Speaking to journalists at the Champalimaud Foundation in Lisbon, Marcelo Rebelo de Sousa said that he had already taken up this position recently, in the face of "growth in some sectors of Portuguese public opinion towards a critical view, inevitably culminating in this escalation towards dissolution".
And he reiterated: "No, don't count on me with that. Therefore, it's better, from the outset, not to count. They can count on me to have the same institutional behaviour that I had for seven years".
"The President of the Republic, faced with what seemed to many to be a chorus of criticism in relation to the governance pointing almost to dissolution, said: no, do not count on dissolution. Now, it is fundamental that the Government governs and governs well", he added.
Questioned about his relationship with the Prime Minister, António Costa, after the cases that have led to dismissals in the Government, Marcelo Rebelo de Sousa declared himself "totally stable in institutional terms" and considered that the Portuguese know that.
"I come from the centre-right, for four years I facilitated a centre-left government supported by leftists more to the left than the centre-left.
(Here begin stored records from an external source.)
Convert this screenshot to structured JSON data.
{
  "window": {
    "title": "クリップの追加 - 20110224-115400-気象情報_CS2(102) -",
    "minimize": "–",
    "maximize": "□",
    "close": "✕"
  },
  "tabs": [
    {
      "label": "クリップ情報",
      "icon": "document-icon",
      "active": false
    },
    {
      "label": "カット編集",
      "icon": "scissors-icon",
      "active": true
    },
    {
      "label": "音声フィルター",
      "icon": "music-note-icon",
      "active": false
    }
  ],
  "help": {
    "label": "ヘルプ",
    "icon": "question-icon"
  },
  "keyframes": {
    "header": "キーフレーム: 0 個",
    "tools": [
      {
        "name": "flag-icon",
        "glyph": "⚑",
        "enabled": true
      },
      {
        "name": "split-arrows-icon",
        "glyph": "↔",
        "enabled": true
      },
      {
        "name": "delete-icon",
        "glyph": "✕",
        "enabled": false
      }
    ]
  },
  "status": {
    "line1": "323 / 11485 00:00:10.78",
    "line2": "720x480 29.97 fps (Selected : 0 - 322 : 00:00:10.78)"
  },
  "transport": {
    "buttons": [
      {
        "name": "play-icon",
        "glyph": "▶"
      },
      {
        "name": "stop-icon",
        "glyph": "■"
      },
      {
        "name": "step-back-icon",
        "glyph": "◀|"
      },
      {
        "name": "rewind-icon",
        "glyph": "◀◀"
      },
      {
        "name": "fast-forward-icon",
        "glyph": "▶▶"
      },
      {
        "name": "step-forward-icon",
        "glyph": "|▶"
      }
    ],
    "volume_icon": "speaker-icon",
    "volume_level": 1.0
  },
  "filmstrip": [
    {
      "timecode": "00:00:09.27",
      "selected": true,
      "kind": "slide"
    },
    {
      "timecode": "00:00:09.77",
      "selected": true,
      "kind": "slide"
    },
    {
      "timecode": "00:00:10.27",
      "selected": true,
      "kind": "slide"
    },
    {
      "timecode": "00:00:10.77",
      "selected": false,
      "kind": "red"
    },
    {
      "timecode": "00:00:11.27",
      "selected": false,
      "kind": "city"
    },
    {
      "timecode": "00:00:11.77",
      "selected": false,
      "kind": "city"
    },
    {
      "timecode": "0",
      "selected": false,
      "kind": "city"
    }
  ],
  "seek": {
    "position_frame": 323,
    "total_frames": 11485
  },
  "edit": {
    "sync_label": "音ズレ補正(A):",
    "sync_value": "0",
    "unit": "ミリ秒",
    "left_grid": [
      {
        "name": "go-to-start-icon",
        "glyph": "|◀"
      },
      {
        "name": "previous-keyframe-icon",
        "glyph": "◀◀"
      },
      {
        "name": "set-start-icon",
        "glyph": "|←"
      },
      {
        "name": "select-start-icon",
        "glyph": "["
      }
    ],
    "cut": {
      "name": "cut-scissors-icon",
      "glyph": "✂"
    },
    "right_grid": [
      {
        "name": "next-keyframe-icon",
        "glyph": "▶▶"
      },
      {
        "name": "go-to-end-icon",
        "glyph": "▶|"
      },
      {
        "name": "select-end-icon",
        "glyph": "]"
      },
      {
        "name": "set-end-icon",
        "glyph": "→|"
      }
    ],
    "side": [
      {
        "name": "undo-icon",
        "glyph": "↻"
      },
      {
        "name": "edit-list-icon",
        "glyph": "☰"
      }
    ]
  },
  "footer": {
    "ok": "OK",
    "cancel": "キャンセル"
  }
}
Then a new government was formed, a centre-left government with support that it was not as long-lasting as one would want from parties located on his left, and institutional stability continues with the President of the Republic", he stressed.
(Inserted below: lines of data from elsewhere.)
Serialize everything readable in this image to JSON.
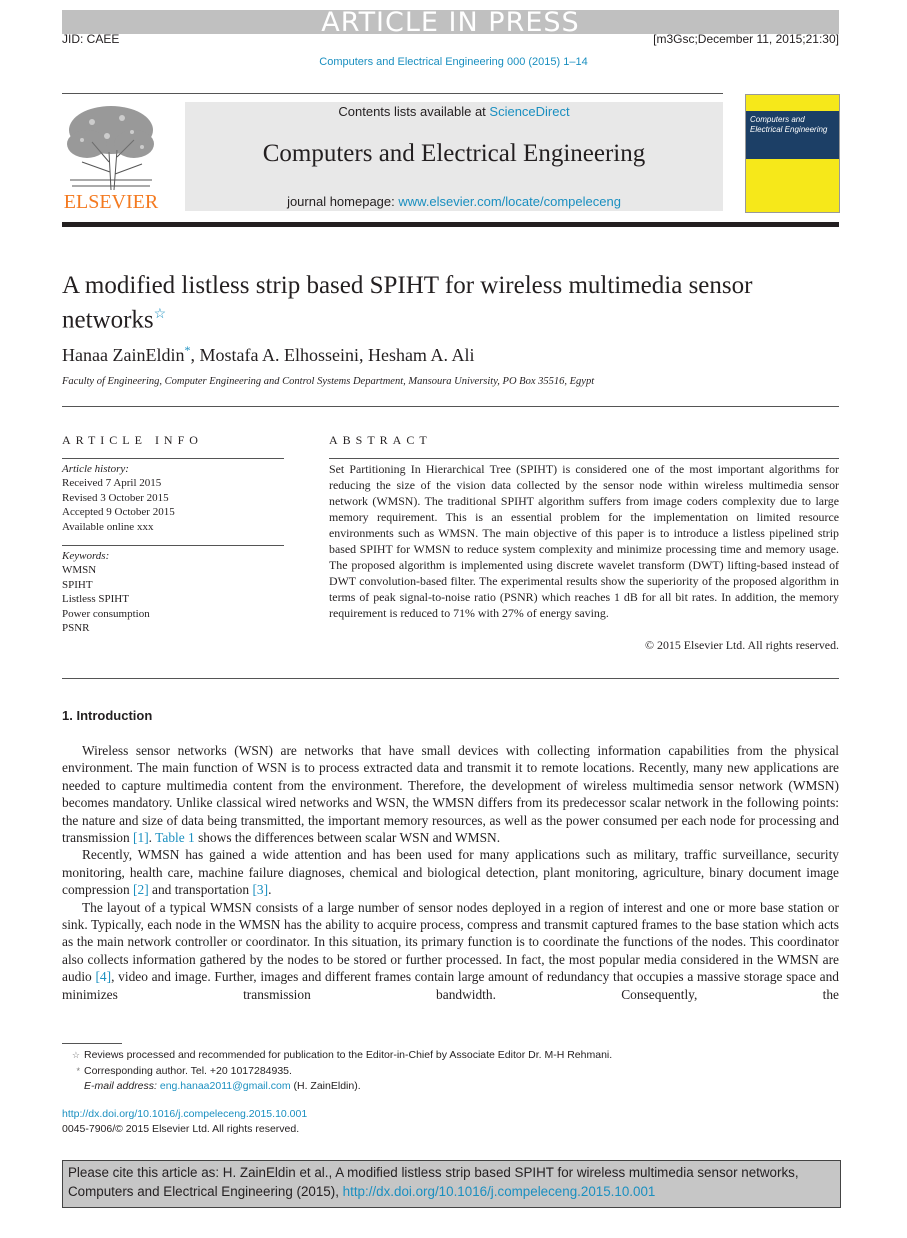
{
  "banner": {
    "status": "ARTICLE IN PRESS",
    "jid": "JID: CAEE",
    "stamp": "[m3Gsc;December 11, 2015;21:30]",
    "journal_ref": "Computers and Electrical Engineering 000 (2015) 1–14"
  },
  "masthead": {
    "publisher": "ELSEVIER",
    "contents_prefix": "Contents lists available at ",
    "contents_link": "ScienceDirect",
    "journal_title": "Computers and Electrical Engineering",
    "homepage_prefix": "journal homepage: ",
    "homepage_link": "www.elsevier.com/locate/compeleceng",
    "cover_title_line1": "Computers and",
    "cover_title_line2": "Electrical Engineering",
    "colors": {
      "publisher_orange": "#f47a20",
      "link_blue": "#1a8fc0",
      "cover_yellow": "#f6e81a",
      "cover_navy": "#1c3f66"
    }
  },
  "article": {
    "title": "A modified listless strip based SPIHT for wireless multimedia sensor networks",
    "title_mark": "☆",
    "authors": [
      {
        "name": "Hanaa ZainEldin",
        "mark": "*",
        "sep": ", "
      },
      {
        "name": "Mostafa A. Elhosseini",
        "mark": "",
        "sep": ", "
      },
      {
        "name": "Hesham A. Ali",
        "mark": "",
        "sep": ""
      }
    ],
    "affiliation": "Faculty of Engineering, Computer Engineering and Control Systems Department, Mansoura University, PO Box 35516, Egypt"
  },
  "article_info": {
    "heading": "ARTICLE INFO",
    "history_label": "Article history:",
    "history": [
      "Received 7 April 2015",
      "Revised 3 October 2015",
      "Accepted 9 October 2015",
      "Available online xxx"
    ],
    "keywords_label": "Keywords:",
    "keywords": [
      "WMSN",
      "SPIHT",
      "Listless SPIHT",
      "Power consumption",
      "PSNR"
    ]
  },
  "abstract": {
    "heading": "ABSTRACT",
    "text": "Set Partitioning In Hierarchical Tree (SPIHT) is considered one of the most important algorithms for reducing the size of the vision data collected by the sensor node within wireless multimedia sensor network (WMSN). The traditional SPIHT algorithm suffers from image coders complexity due to large memory requirement. This is an essential problem for the implementation on limited resource environments such as WMSN. The main objective of this paper is to introduce a listless pipelined strip based SPIHT for WMSN to reduce system complexity and minimize processing time and memory usage. The proposed algorithm is implemented using discrete wavelet transform (DWT) lifting-based instead of DWT convolution-based filter. The experimental results show the superiority of the proposed algorithm in terms of peak signal-to-noise ratio (PSNR) which reaches 1 dB for all bit rates. In addition, the memory requirement is reduced to 71% with 27% of energy saving.",
    "copyright": "© 2015 Elsevier Ltd. All rights reserved."
  },
  "introduction": {
    "heading": "1.  Introduction",
    "p1": {
      "a": "Wireless sensor networks (WSN) are networks that have small devices with collecting information capabilities from the physical environment. The main function of WSN is to process extracted data and transmit it to remote locations. Recently, many new applications are needed to capture multimedia content from the environment. Therefore, the development of wireless multimedia sensor network (WMSN) becomes mandatory. Unlike classical wired networks and WSN, the WMSN differs from its predecessor scalar network in the following points: the nature and size of data being transmitted, the important memory resources, as well as the power consumed per each node for processing and transmission ",
      "ref1": "[1]",
      "b": ". ",
      "table_ref": "Table 1",
      "c": " shows the differences between scalar WSN and WMSN."
    },
    "p2": {
      "a": "Recently, WMSN has gained a wide attention and has been used for many applications such as military, traffic surveillance, security monitoring, health care, machine failure diagnoses, chemical and biological detection, plant monitoring, agriculture, binary document image compression ",
      "ref2": "[2]",
      "b": " and transportation ",
      "ref3": "[3]",
      "c": "."
    },
    "p3": {
      "a": "The layout of a typical WMSN consists of a large number of sensor nodes deployed in a region of interest and one or more base station or sink. Typically, each node in the WMSN has the ability to acquire process, compress and transmit captured frames to the base station which acts as the main network controller or coordinator. In this situation, its primary function is to coordinate the functions of the nodes. This coordinator also collects information gathered by the nodes to be stored or further processed. In fact, the most popular media considered in the WMSN are audio ",
      "ref4": "[4]",
      "b": ", video and image. Further, images and different frames contain large amount of redundancy that occupies a massive storage space and minimizes transmission bandwidth. Consequently, the"
    }
  },
  "footnotes": {
    "star_mark": "☆",
    "star_text": "Reviews processed and recommended for publication to the Editor-in-Chief by Associate Editor Dr. M-H Rehmani.",
    "corr_mark": "*",
    "corr_text": "Corresponding author. Tel. +20 1017284935.",
    "email_label": "E-mail address:",
    "email": "eng.hanaa2011@gmail.com",
    "email_owner": "(H. ZainEldin)."
  },
  "doi": {
    "url": "http://dx.doi.org/10.1016/j.compeleceng.2015.10.001",
    "issn": "0045-7906/© 2015 Elsevier Ltd. All rights reserved."
  },
  "citation": {
    "text": "Please cite this article as: H. ZainEldin et al., A modified listless strip based SPIHT for wireless multimedia sensor networks, Computers and Electrical Engineering (2015), ",
    "url": "http://dx.doi.org/10.1016/j.compeleceng.2015.10.001"
  }
}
Marcelo Rebelo de Sousa assured that, in the current political framework, with an absolute majority of the PS, he will "continue by definition the position of the President of the Republic".
"That's how it is. That's how I understand it should be as President of the Republic: first, in the Portuguese system, which is neither presidential nor parliamentary, it is semi-presidential; second, in a world at war; third, with an economic, financial and resulting from the war", he explained.